Turn-on or Turn-off: A Content Analysis of Magazine Coverage of LSD, 1954-1968 • Stephen Siff, Miami University • In the 1960s, scholars and critics blamed magazine coverage of LSD for a range of effects, including assisting in the spread of the drug, whipping up hysteria against its use and causing bad trips. This study examines these claims through a content analysis of articles about LSD published in popular magazines in the years before federal law prohibited possession of the drug.

Reading Travel Magazines: Frames of the Colonial “Other” and Post-Modern Authenticity in Feature-Stories Featuring Non-Westerners • Aimee Wachtel, University of Missouri, Columbia; Amanda Hinnant, University of Missouri • This research provides an original look at themes of colonialism and authenticity as manifested in travel magazines’ depictions of the non-westerner. This study compares contemporary travel magazine coverage to Lutz and Collins’ (1993) research on National Geographic. A content analysis of imagery and a textual analysis of display type showed that display text was highly indicative of both themes, and that images were largely indicative of the theme of authenticity while less so of colonialism.

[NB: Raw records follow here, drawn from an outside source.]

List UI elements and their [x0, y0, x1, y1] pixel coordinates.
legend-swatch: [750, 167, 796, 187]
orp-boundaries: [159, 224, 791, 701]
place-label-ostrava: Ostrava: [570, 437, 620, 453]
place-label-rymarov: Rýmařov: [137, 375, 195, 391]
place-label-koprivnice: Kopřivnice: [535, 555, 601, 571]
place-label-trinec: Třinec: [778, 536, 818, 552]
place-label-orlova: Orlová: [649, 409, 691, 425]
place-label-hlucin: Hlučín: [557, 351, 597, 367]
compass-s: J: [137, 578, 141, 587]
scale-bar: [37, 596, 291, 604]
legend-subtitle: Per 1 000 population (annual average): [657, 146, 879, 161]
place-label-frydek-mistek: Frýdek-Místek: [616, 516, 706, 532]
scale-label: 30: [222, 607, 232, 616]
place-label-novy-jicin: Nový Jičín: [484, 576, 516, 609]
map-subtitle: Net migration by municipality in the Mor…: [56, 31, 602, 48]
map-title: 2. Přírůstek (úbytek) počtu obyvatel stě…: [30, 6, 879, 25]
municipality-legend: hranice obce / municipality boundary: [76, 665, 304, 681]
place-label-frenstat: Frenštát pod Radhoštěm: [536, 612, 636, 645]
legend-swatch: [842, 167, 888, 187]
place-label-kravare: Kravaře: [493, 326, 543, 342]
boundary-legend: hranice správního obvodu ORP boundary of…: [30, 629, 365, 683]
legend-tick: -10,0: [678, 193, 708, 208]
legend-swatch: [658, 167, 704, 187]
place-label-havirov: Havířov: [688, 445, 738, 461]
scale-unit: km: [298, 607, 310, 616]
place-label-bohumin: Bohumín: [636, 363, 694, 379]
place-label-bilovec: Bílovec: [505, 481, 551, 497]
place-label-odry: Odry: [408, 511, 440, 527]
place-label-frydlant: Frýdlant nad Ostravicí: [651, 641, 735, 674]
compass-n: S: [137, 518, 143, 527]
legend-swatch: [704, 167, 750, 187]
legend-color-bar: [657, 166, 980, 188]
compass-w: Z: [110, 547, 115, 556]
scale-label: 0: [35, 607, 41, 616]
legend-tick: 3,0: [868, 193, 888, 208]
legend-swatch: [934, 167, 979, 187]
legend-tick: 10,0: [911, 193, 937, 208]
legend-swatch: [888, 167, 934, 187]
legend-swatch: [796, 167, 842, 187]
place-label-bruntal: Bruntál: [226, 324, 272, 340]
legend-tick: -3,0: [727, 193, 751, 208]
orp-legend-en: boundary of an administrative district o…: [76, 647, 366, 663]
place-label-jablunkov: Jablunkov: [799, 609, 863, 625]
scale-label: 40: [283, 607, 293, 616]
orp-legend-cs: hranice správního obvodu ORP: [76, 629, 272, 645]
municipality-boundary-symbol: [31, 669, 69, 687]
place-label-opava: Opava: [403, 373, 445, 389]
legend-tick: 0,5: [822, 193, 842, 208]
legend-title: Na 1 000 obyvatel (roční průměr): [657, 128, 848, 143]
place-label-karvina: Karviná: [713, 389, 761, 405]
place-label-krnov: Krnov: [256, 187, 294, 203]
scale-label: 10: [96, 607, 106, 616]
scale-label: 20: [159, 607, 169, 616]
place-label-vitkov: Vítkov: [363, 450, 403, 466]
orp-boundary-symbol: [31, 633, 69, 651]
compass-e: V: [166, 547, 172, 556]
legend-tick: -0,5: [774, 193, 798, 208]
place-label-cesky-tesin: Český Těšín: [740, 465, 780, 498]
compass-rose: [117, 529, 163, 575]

Fighting – or Fueling – the Fear? Breast Cancer Coverage in Consumer Magazines • Kim Walsh-Childers, University of Florida; Heather Edwards, University of Florida • Women identify consumer magazines as a key source of information on many health topics, including breast cancer, which continues to rank as women’s greatest personal health fear. This study examined the comprehensiveness and accuracy of breast cancer information provided in 537 articles published in 17 consumer magazines from 2002 through 2007. Accuracy of information was determined for 33 key breast cancer facts identified by an expert panel as important information for women to know.

The Creation of Community in Reiman Magazines-A Reader Reception Study • Sheila Webb, Western Washington University • This study is a continuation of a narrative and rhetorical analysis of the Reiman magazines which placed them within the broader American cultural landscape, showing how the role of suburban middle-class white women is tied to traditional values, religion, and a valorization of country taste as “authentic” expression. This previous work exemplified one strand of reception studies – the textual interpretation of media content.